6 Concluding remarks

The feasibility of a vehicle–bridge interaction (VBI) based identification approach, in which a passing vehicle is used as a moving sensor to estimate the natural frequencies of a bridge, has been tested in this study. First, a mathematical background of the problem has been presented, and the equations of motion which govern the interaction phenomenon between the vehicle and the bridge have been analyzed. With this aim, different variables that influence the correct application of the proposed procedure have been analyzed. In this regard, it has been pointed out that the velocity of the test vehicle and its frequency represent the main features to influencing the VBI-based identification procedure.

On this base, a vast experimental campaign has been carried out to examine the validity of the proposed method for the dynamic identification of the structures. Specifically, tests have been carried out on the Corleone bridge in Palermo (Italy). Notably, for the first time, aiming at reducing the mechanical vibrations related to the use of common vehicles with thermal engine, in these tests, a hybrid car has been employed.
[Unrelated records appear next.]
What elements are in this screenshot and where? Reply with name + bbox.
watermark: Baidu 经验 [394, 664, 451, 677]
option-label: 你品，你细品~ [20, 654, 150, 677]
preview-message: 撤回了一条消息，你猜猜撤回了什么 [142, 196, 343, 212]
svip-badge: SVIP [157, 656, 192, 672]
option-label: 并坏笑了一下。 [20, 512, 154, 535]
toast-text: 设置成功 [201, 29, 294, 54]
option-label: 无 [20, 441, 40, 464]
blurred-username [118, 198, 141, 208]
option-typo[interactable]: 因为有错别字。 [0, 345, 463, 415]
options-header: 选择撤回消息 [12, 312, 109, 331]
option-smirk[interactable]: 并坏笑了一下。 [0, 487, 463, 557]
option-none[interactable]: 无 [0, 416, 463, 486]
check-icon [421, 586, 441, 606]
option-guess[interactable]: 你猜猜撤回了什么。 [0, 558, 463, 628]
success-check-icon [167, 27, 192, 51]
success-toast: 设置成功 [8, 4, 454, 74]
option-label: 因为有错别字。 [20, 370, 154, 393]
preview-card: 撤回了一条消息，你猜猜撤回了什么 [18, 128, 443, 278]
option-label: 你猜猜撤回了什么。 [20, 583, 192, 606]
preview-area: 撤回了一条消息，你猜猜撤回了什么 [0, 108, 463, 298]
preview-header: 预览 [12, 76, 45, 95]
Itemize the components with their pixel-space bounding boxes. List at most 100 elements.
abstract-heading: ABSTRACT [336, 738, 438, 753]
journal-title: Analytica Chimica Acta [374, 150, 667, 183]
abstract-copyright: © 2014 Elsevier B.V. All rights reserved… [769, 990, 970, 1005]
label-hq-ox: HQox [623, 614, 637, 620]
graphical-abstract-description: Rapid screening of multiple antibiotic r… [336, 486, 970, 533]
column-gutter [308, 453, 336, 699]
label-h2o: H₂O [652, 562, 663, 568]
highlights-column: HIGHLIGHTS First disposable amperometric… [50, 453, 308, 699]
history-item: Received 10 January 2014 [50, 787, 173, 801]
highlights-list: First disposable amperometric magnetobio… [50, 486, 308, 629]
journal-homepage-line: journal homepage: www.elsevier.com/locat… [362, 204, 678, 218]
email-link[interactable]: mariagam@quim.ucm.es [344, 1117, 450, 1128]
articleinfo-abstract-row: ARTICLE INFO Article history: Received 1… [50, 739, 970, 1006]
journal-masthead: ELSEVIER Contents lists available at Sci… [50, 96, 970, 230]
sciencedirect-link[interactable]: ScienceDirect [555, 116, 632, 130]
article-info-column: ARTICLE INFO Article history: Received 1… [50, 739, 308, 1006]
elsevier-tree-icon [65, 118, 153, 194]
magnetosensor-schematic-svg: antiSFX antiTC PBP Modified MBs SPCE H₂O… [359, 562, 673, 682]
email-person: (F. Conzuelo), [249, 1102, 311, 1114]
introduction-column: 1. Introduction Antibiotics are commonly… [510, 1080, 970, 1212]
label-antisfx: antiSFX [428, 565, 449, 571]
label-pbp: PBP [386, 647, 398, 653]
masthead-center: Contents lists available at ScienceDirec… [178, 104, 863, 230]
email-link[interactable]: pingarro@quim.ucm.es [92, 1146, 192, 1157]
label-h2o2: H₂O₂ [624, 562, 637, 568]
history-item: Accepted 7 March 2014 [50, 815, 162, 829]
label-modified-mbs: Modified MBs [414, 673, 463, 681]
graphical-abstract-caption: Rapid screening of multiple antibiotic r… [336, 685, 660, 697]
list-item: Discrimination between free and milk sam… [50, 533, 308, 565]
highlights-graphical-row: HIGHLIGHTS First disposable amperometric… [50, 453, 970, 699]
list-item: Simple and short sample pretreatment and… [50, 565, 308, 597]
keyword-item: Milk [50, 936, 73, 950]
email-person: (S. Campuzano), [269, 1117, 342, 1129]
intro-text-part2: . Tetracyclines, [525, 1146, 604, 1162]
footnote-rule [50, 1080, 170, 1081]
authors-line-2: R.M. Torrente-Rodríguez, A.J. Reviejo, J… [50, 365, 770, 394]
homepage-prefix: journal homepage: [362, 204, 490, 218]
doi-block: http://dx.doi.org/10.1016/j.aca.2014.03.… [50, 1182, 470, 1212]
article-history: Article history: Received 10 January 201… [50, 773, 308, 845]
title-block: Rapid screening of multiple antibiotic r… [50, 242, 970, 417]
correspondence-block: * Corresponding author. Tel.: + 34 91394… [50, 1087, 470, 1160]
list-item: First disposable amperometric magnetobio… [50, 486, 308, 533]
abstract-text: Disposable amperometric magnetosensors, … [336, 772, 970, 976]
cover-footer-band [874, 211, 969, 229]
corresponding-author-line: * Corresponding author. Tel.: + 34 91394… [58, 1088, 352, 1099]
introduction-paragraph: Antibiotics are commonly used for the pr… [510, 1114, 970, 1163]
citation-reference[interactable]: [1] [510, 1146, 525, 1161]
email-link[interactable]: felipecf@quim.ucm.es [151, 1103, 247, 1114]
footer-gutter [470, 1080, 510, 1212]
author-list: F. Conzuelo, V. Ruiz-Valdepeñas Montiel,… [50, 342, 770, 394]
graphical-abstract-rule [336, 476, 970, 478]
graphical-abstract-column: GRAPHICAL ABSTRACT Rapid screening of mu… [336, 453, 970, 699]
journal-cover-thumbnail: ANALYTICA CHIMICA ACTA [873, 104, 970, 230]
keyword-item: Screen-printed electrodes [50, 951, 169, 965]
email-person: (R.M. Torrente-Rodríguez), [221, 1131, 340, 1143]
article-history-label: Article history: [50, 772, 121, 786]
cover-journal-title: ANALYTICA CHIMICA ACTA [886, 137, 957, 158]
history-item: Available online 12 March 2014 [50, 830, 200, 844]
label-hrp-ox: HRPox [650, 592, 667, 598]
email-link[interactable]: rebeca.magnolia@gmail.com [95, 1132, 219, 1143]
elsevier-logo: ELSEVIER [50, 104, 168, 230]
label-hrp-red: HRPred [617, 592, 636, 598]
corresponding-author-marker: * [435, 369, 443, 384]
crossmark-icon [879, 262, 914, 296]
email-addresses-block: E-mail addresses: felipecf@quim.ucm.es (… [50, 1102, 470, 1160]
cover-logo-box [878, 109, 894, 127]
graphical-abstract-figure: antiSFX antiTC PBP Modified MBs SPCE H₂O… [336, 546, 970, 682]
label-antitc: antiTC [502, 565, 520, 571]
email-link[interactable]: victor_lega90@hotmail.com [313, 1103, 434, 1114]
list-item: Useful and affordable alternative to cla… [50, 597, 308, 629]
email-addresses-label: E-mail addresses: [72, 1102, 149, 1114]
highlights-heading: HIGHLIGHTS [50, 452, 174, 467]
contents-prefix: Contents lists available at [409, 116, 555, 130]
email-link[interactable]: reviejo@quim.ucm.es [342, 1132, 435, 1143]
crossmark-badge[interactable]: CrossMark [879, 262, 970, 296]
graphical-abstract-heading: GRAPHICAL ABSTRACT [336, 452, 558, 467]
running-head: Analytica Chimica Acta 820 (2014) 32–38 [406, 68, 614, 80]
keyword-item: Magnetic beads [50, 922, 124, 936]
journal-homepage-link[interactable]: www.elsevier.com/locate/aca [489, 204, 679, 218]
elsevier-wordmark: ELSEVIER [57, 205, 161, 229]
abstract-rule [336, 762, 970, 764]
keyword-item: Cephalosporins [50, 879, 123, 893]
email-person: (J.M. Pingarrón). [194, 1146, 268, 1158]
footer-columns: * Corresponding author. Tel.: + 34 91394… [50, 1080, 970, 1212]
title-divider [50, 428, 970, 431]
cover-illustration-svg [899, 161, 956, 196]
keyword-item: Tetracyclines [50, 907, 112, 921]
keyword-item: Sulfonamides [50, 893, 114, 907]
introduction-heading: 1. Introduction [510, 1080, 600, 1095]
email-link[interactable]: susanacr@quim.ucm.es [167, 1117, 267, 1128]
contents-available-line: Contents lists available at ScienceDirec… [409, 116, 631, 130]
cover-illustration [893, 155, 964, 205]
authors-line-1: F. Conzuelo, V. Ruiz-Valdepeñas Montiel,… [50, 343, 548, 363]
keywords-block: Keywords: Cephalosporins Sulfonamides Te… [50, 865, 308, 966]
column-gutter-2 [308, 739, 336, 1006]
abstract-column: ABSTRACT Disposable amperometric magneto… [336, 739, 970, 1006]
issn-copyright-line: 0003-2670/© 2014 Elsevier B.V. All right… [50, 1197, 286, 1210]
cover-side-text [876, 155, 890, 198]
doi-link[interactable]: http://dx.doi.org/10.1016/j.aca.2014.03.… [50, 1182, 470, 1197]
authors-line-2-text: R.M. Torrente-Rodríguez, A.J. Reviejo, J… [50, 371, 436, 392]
Further, the vehicle’s vertical accelerations have been acquired using both a classical piezoelectric accelerometer and a common smartphone, that is equipped with a MEMS accelerometer. In this manner, the possibility of exploiting this widespread and low-cost technology for performing the VBI-based approach has been investigated. Further, tests have been also carried out considering several vehicle’s velocity to investigate the influence of this parameter on the accuracy of the procedure. Finally, results have been compared with data obtained applying a classical Operational Modal Analysis identification procedure, using piezoelectric accelerometers rigidly connected to the structure.
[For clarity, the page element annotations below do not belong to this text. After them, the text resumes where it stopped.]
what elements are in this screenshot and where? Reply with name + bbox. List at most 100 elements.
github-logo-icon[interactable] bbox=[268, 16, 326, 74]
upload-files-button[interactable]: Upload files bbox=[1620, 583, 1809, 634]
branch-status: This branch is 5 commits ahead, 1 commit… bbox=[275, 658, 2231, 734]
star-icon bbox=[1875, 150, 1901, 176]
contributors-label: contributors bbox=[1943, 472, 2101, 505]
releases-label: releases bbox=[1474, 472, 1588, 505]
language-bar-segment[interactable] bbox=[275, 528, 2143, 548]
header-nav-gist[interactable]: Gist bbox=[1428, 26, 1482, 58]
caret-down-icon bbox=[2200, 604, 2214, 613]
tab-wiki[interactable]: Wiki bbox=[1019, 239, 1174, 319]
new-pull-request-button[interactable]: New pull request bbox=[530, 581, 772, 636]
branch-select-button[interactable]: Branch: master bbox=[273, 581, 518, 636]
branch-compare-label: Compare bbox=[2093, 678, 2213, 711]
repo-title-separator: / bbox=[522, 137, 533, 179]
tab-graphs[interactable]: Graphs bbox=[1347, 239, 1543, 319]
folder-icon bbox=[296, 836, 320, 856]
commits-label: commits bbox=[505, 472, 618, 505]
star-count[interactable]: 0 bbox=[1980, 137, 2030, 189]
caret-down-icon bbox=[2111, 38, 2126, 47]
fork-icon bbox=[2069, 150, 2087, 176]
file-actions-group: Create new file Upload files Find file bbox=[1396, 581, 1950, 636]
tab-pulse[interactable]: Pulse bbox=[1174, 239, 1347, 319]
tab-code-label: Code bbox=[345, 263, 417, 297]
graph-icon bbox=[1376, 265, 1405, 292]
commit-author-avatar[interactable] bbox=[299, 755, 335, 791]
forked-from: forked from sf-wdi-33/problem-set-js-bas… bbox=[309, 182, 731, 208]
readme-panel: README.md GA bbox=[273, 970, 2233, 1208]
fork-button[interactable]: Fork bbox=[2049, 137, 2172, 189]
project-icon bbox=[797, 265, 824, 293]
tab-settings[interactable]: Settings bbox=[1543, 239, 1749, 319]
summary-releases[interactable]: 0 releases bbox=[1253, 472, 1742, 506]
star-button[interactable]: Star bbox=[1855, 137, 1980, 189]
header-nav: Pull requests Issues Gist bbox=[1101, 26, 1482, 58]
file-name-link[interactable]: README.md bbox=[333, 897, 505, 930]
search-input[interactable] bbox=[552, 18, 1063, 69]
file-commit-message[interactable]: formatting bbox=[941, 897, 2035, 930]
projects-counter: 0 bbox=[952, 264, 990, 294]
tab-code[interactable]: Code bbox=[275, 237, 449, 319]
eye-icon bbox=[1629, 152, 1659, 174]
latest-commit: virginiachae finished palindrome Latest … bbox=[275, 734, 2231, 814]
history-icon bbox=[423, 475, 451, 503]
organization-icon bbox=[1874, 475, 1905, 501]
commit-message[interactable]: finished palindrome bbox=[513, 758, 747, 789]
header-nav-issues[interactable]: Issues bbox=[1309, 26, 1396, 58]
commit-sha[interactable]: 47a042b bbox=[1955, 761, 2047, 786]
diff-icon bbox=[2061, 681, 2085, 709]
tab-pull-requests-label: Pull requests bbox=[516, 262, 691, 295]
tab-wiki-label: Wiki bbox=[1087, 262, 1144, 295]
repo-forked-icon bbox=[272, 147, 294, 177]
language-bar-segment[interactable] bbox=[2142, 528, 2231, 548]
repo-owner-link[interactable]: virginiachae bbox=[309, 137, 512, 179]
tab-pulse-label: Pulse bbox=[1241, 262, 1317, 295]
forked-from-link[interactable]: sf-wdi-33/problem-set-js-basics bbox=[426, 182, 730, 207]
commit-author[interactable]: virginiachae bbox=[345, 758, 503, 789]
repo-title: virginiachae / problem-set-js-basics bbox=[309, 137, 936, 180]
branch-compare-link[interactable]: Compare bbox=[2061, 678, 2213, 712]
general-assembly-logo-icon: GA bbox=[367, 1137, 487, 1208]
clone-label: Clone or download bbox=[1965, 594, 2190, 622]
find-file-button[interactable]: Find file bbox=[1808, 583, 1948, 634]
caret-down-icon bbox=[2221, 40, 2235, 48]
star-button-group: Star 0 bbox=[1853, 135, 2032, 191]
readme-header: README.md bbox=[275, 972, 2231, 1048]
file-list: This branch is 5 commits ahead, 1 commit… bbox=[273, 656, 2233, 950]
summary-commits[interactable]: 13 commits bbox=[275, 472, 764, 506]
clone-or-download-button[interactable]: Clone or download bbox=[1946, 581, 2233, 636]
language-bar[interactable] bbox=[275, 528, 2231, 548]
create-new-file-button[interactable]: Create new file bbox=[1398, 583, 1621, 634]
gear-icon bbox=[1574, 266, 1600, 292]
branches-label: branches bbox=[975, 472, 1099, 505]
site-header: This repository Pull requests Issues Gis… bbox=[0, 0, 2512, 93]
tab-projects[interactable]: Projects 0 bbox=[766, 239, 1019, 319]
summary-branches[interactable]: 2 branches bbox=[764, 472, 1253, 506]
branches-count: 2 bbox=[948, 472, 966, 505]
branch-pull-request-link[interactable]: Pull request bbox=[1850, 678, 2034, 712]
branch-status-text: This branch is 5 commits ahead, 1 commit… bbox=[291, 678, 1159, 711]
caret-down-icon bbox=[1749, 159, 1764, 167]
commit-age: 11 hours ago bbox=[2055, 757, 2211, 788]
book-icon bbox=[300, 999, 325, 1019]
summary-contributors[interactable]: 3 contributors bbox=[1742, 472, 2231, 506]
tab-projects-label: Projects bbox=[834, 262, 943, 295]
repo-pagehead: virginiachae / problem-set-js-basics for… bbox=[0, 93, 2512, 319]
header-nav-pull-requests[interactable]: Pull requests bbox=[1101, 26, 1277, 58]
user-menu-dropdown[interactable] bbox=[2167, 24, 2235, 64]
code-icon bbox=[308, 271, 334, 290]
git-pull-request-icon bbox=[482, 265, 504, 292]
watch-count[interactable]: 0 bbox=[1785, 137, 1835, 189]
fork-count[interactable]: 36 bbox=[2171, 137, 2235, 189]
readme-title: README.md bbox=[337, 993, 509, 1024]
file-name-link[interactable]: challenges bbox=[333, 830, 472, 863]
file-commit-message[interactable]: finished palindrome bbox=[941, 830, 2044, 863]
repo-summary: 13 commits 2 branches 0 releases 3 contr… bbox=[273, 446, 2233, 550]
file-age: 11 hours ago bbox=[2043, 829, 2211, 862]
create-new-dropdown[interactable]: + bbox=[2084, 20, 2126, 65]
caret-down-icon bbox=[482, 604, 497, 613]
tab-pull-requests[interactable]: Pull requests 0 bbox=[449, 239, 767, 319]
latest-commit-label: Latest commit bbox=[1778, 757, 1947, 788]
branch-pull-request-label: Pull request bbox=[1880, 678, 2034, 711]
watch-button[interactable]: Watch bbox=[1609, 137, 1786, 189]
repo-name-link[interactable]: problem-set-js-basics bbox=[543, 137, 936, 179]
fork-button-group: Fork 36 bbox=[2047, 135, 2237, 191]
In this regard, results have shown that the velocity of the vehicle is crucial to obtain the best possible results. Specifically, it has been noticed that the accuracy of the procedure increases as soon as the velocity of the vehicle decreases, confirming the numerical results of the mathematical model. Further, by comparing the results obtained with the smartphone MEMS accelerometer and those obtained by the classical piezoelectric one, it has been shown how even this low-cost and commonly employed technology allows to obtain accurate results. Notably, this is particularly important for a possible future implementation of a crowd-sensing system for a massive monitoring of the infrastructures in our road network, which could be based on the use of the proposed VBI approach.